Shriram Value Services, the IT & ITeS arm of Shriram Group has been adopting the latest technology for its data centre. Sendilkumar Venkatesan, VP -IT, Shriram Value Services elaborates on the company’s data centre initiatives
How far has your firm evolved in the journey to the Software Defined Data Centre (which components such as compute, storage and networking are now software defined)?
Novac Technology Solutions (NTS) is a 100 per cent subsidiary IT arm of Shriram Capital. Shriram Group is predominantly in finance and the insurance sectors.
We are in the initial stage for redefining our data centre to the Software Defined Data Centre (SDDC). As applications are moving towards the cloud, SDDC plays a major role in the area of agility, flexibility and availability.
As businesses are transforming towards digital, we need to ensure that resources should not be a barrier. We had done proper capacity plan in all three pillars of infrastructure, including compute, storage and network. Most of our applications are in the virtualised environment, which helps us to deploy the applications in just a few minutes. We have also deployed blade servers with a composable architecture, which has single infrastructure in a simplified manner.
On the storage front, we are consolidating multiple storage appliances and will have a single dashboard where we can provision the data with a self-service portal.
Which are some of the key lessons learnt in the journey towards a software defined data centre?
We are executing in a phased manner as it is a live environment. We have divided the infrastructure into three pillars, namely compute, storage and network. Currently, we are concentrating more on compute and storage. Once this is stabilised, we will then enable Software Defined Network (SDN). SDN will be useful for us to monitor the overall network centrally and can manage and control the network traffic easily and effectively.
How have you evolved your team’s technical skills to adapt to a software defined environment?
It is a challenge for internal teams as these are new technologies. However, we have a strong partner support which helps our team on regular technology updation and training. Further, we have taken their service support.
What are some of the key benefits that you have seen due to your data centres becoming software defined?
As the applications are moving towards the cloud, both public and private, SSDC will help us to deploy the applications instantly and will help us to manage and control the data centre with clear visibility and scalability. SDDC will help us to enable hybrid cloud and multi-tenant environment with proper security measures.

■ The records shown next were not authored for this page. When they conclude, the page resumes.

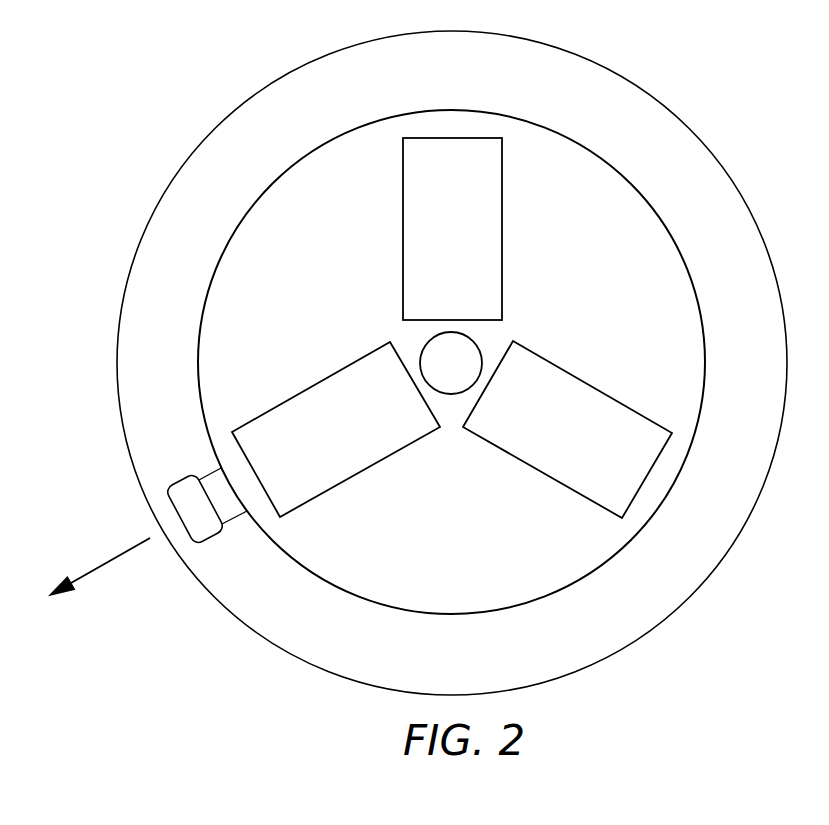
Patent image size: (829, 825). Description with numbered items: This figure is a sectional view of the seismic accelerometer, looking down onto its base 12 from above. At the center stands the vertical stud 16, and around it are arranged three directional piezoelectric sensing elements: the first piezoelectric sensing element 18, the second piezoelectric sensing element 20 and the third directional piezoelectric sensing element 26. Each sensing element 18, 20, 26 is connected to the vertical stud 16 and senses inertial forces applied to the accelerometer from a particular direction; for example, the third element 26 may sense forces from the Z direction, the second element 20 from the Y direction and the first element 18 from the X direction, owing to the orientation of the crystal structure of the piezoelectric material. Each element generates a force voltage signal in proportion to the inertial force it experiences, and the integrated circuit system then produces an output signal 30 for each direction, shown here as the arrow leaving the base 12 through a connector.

The base 12 is at (695, 133).
The vertical stud 16 is at (420, 348).
The first directional piezoelectric sensing element 18 is at (582, 378).
The second directional piezoelectric sensing element 20 is at (338, 485).
The third directional piezoelectric sensing element 26 is at (502, 228).
The output signal 30 is at (98, 568).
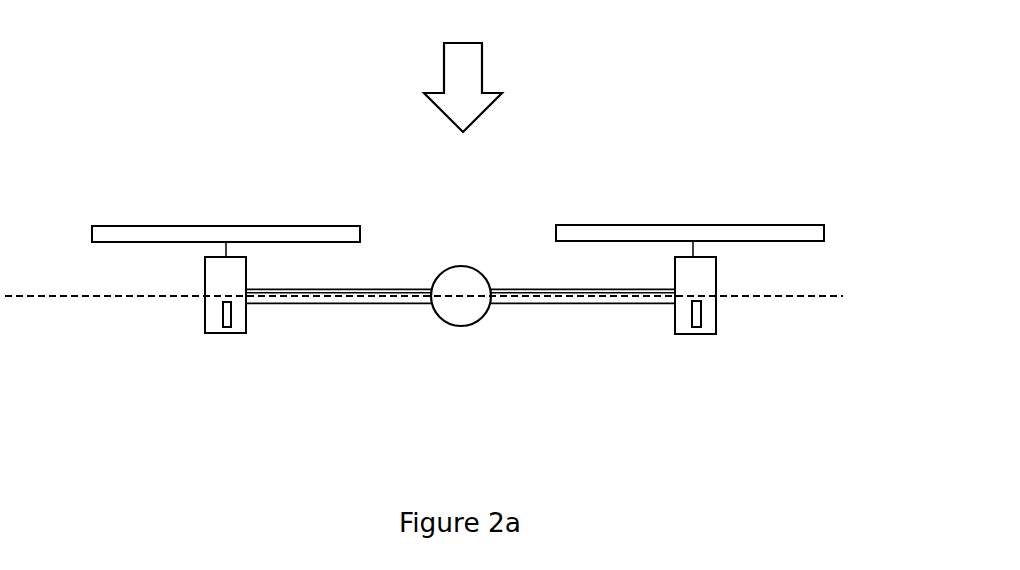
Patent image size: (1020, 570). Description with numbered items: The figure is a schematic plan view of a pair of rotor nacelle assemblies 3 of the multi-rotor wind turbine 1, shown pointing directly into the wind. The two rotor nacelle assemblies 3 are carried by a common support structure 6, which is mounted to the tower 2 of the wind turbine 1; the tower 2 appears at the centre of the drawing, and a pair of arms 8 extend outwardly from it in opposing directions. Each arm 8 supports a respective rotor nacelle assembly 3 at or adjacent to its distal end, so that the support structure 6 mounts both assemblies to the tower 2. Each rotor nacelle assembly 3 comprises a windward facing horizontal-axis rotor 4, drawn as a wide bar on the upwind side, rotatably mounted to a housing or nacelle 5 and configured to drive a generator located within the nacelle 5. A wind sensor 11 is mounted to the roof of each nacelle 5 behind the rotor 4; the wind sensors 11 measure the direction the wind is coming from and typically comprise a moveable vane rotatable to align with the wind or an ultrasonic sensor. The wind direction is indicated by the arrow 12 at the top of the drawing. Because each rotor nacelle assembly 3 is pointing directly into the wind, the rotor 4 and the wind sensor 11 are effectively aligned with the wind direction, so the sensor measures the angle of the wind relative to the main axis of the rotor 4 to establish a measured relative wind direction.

Energy management is a key cost component in DCs. What steps have
you taken to reduce the same ?
As infrastructure is controlled by software, resources are effectively used and virtualised, which will reduce the infrastructure and in turn will save the energy.

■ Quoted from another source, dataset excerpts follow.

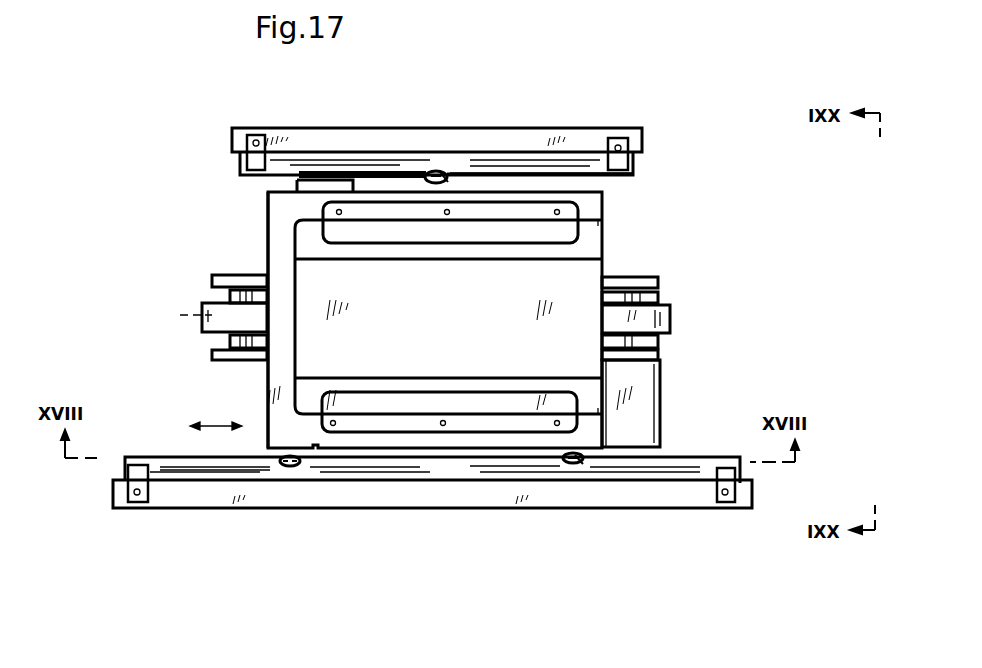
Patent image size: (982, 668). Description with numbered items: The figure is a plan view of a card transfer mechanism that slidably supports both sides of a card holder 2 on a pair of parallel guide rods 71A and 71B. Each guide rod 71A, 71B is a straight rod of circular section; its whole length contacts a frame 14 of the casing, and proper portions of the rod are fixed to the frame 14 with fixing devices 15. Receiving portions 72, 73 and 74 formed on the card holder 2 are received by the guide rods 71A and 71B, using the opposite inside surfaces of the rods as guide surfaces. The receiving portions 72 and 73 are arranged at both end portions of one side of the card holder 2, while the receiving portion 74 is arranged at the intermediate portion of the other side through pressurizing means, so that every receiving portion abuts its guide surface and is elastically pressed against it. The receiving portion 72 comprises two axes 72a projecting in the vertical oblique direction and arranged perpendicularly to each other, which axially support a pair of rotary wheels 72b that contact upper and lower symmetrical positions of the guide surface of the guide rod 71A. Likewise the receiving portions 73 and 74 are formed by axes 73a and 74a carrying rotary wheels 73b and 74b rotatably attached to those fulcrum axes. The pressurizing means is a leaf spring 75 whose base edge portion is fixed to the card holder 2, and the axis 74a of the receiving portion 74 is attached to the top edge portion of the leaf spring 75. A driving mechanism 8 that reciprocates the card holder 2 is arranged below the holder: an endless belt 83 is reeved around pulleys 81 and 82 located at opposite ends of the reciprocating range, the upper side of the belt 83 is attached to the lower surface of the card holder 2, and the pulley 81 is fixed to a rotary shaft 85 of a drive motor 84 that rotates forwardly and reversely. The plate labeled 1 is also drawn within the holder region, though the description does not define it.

The table 1 is at (595, 269).
The card holder 2 is at (597, 208).
The driving mechanism 8 is at (663, 326).
The frame 14 is at (330, 133).
The fixing devices 15 is at (257, 140).
The guide rod 71A is at (477, 473).
The guide rod 71B is at (578, 165).
The receiving portion 72 is at (300, 468).
The axes 72a is at (292, 466).
The rotary wheels 72b is at (285, 465).
The receiving portion 73 is at (557, 470).
The axes 73a is at (583, 473).
The rotary wheels 73b is at (573, 467).
The receiving portion 74 is at (448, 176).
The axis 74a is at (445, 178).
The rotary wheels 74b is at (432, 174).
The leaf spring 75 is at (385, 172).
The pulley 81 is at (672, 312).
The pulley 82 is at (180, 315).
The endless belt 83 is at (655, 306).
The drive motor 84 is at (661, 420).
The rotary shaft 85 is at (637, 342).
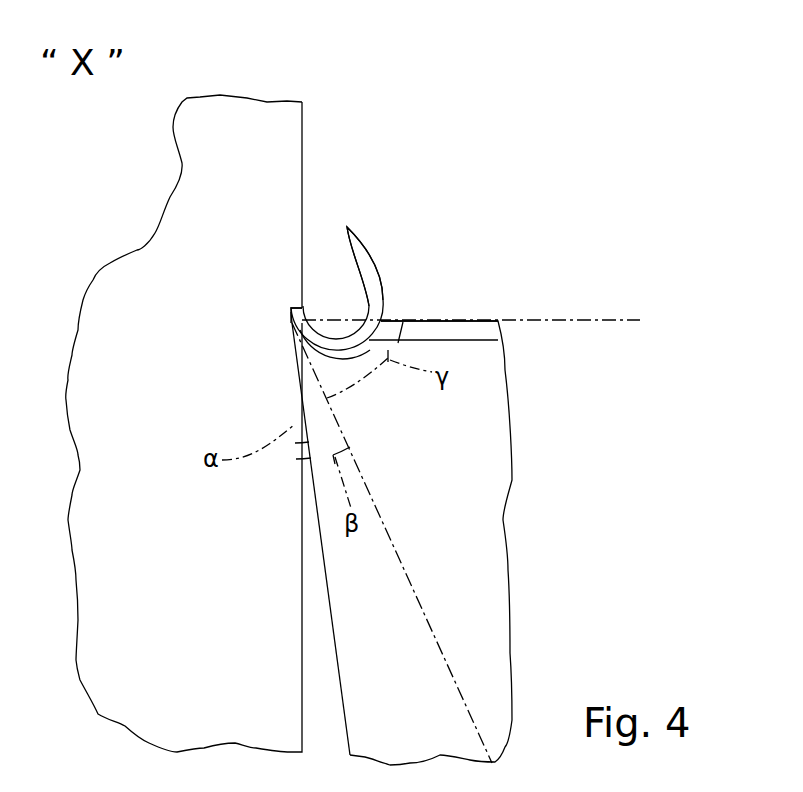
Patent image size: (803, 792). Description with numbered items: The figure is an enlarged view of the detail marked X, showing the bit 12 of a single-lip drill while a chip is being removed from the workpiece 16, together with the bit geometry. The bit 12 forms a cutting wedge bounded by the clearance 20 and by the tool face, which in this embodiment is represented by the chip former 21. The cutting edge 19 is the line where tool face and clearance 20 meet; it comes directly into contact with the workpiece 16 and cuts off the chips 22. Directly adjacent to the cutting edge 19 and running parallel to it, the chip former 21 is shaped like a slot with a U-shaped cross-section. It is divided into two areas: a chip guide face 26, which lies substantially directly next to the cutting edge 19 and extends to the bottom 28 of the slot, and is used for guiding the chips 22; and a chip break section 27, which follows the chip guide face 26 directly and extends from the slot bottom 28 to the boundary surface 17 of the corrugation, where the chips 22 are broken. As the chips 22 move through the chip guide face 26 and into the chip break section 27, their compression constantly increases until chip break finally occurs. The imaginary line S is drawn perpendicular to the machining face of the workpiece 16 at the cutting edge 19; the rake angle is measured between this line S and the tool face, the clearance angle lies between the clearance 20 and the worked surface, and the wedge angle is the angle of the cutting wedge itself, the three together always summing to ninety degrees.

How are you making emerging technologies (AI, Edge Computing, Kubernetes, Containers, SD-WANs) work for you?
We are moving our current applications to micro-services which will enable us to deploy the applications easily on cloud, easy maintenance and increase in performance. Edge computing plays a major role as the resources earlier which are idle are used effectively. Currently, all our new branches are in SD-WAN which helps us to manage traffic and connectivity effectively with proper security in a public cloud environment. SDWAN helps in bandwidth aggregation, centralised easy management by pushing policies across locations.
What is your future roadmap?
It is inevitable for organisations to move on to the cloud. Moving to cloud SDDN helps us to control and manage the IT resources where it will aid the business by providing necessary IT resources on time and enable scaling based on the needs.